Сей Каглов (по первоначальным метрикам Хаим Кагал) был замешан в архангельском уголовном деле о взятках и поставках непригодной муки. Дело велось с 1826 года и было закрыто. По ходатайству гражданского губернатора господина Филимонова В. С. в 1829 году его возобновили. По результатам нового следствия все фигуранты, проходившие по означенному противузаконному делу, были арестованы. Наказания избежали только военный генерал-губернатор господин Миницкий, которого Его Императорское Величество отрешил от должности, но державной волей помиловал, учтя прежние заслуги; а также означенный Каглов. Сему Каглову, по приговору суда лишённому честного имени, предписывалось под стражей направляться на поселение в Сибирь. Однако перед самой отправкой повелением Е. И. Величества сей субъект был из-под стражи освобождён во уважение его чистосердечного признания и раскаяния. Как нам стало известно, ходатайство о помиловании исходило от одного из членов императорской фамилии, ранее уже фигурировавшего в подобных делах, а собственноручную конфирмацию наложил сам государь.

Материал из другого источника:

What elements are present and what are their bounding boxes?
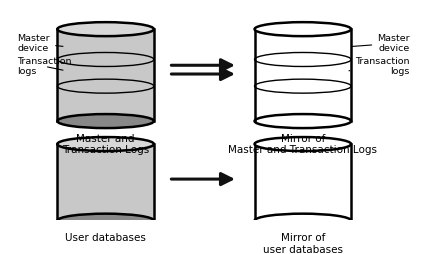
Text: Mirror of
Master and Transaction Logs: Mirror of Master and Transaction Logs (228, 134, 377, 155)
Ellipse shape (255, 114, 351, 128)
Ellipse shape (255, 137, 351, 151)
Polygon shape (255, 29, 351, 121)
Text: Mirror of
user databases: Mirror of user databases (263, 233, 343, 254)
Text: Master
device: Master device (18, 34, 63, 53)
Ellipse shape (57, 114, 154, 128)
Text: Master
device: Master device (352, 34, 410, 53)
Ellipse shape (57, 214, 154, 228)
Ellipse shape (57, 22, 154, 36)
Text: User databases: User databases (65, 233, 146, 243)
Text: Transaction
logs: Transaction logs (349, 57, 410, 76)
Polygon shape (57, 29, 154, 121)
Ellipse shape (255, 22, 351, 36)
Ellipse shape (255, 214, 351, 228)
Text: Master and
Transaction Logs: Master and Transaction Logs (62, 134, 149, 155)
Ellipse shape (57, 137, 154, 151)
Polygon shape (255, 144, 351, 221)
Text: Transaction
logs: Transaction logs (18, 57, 72, 76)
Polygon shape (57, 144, 154, 221)
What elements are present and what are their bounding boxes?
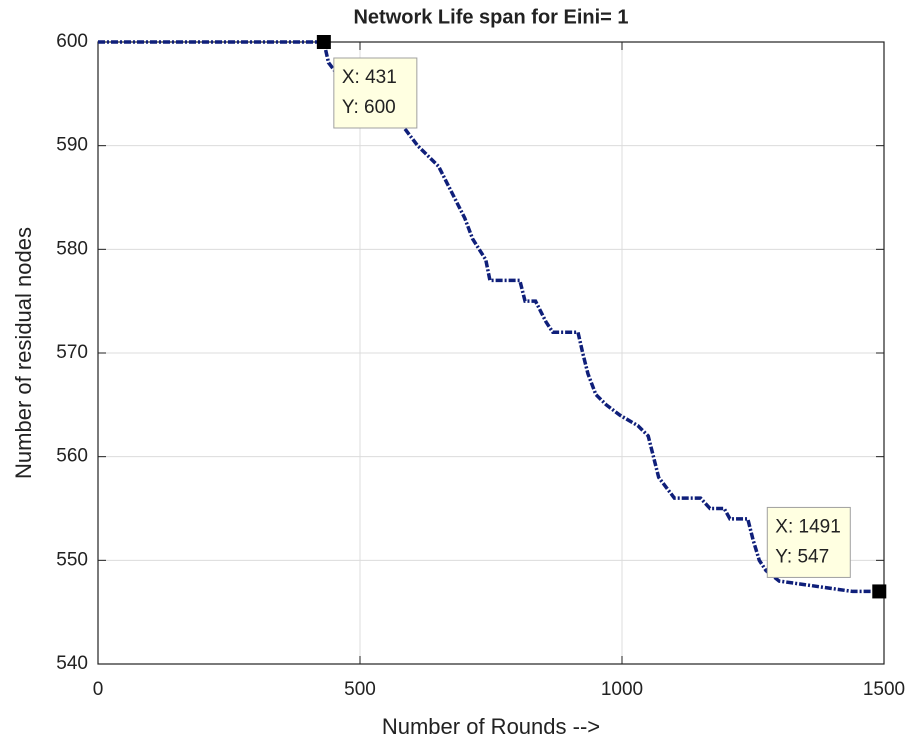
y-tick-label: 570 [56, 342, 88, 363]
datatip-text: Y: 547 [775, 546, 829, 567]
chart-title: Network Life span for Eini= 1 [353, 6, 628, 28]
datatip-text: X: 431 [342, 67, 397, 88]
datatip-box [333, 57, 418, 129]
y-tick-label: 560 [56, 446, 88, 467]
data-line [98, 40, 880, 594]
x-tick-label: 1000 [601, 679, 643, 700]
y-axis-label: Number of residual nodes [11, 227, 36, 479]
y-tick-label: 550 [56, 549, 88, 570]
y-tick-label: 580 [56, 238, 88, 259]
x-axis-label: Number of Rounds --> [382, 714, 600, 739]
x-tick-label: 1500 [863, 679, 905, 700]
y-tick-label: 600 [56, 31, 88, 52]
datatip-text: Y: 600 [342, 97, 396, 118]
datatip-box [766, 506, 851, 578]
datatip-marker [316, 35, 331, 49]
x-tick-label: 500 [344, 679, 376, 700]
y-tick-label: 540 [56, 653, 88, 674]
datatip-marker [872, 584, 887, 599]
x-tick-label: 0 [93, 679, 104, 700]
y-tick-label: 590 [56, 135, 88, 156]
datatip-text: X: 1491 [775, 516, 841, 537]
plot-frame [97, 41, 885, 665]
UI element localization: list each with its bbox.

Пользуясь случаем, Ваше сиятельство, я намеренно делаю акцент на персоне Каглова, ибо для сего есть основания.
Вернувшись в Архангельск, означенный Кагал, имея на руках Высочайшее помилование и используя сей документ как индульгенцию, добился ареста тамошнего полицмейстера господин фон Шене, сорвав на том своё зло. А затем замыслил отомстить господину Филимонову, о чём я докладывал выше.
Действительный статский советник господин Филимонов, привлечённый к следствию и помещённый в Петропавловскую крепость, как выяснилось, оказался ни при чём. Однако при разборе его бумаг были обнаружены несколько предосудительных документов, связанных с известными событиями 14 декабря 1825 года. Оказалось, что попали эти документы (письма и копии писем ряда осуждённых офицеров) в силу литературных занятий господина Филимонова и его интереса к истории. После завершения следствия, которое длилось четыре месяца, господин Филимонов, отрешённый от должности гражданского губернатора Архангельской губернии, был освобождён. Высочайшим повелением он был определён на поселение в город Нарву. А в 1836 году ему было дозволено поселиться в Москву. В настоящее время господин Филимонов проживает в Москве, занимаясь исключительно литературной деятельностью.
Что касается господин Каглова, то он отошёл от прежних коммерческих дел, а через подставных лиц в компании с соплеменниками стал владельцем ряда влиятельных столичных и московских изданий.
(В этом месте конфиденциального доклада на заднике сцены вспыхивает экран, на который проецируется изображение трёх елей. Укрупняясь, они заполняют всю площадь экрана, пока не остаётся ствол средней. Далее открывается нутро ели, словно её пронизывают рентгеновские лучи. С виду дерево крепкое, а внутри всё изъедено шашелями. В каналах ходов, проделанных жуками-короедами, кладки яиц. Сбоку на экране вспыхивает фотоокно. В нём изображение паразита анфас, в профиль и общим планом, как это делается при заведении следственного дела. А внизу крупно надпись: «Жук-типограф».)
– Смею доложить, Ваше сиятельство, что через эти газеты означенный господин ведёт весьма примечательную политику. В газетных статьях превозносятся лица, особо ничем не зарекомендовавшие в своей деятельности, и напротив – достойные персоны и истинные патриоты Отечества принижаются, а подчас и оговариваются. Тем самым создаётся благоприятная среда для продвижения на ответственные государственные должности угодных лиц. Имеет ли тут место связь с упомянутой особой из императорской фамилии либо это сговор владельцев газет во главе с Кагалом, сказать затрудняюсь. Но очевидно, что это нечто новое в нынешней действительности.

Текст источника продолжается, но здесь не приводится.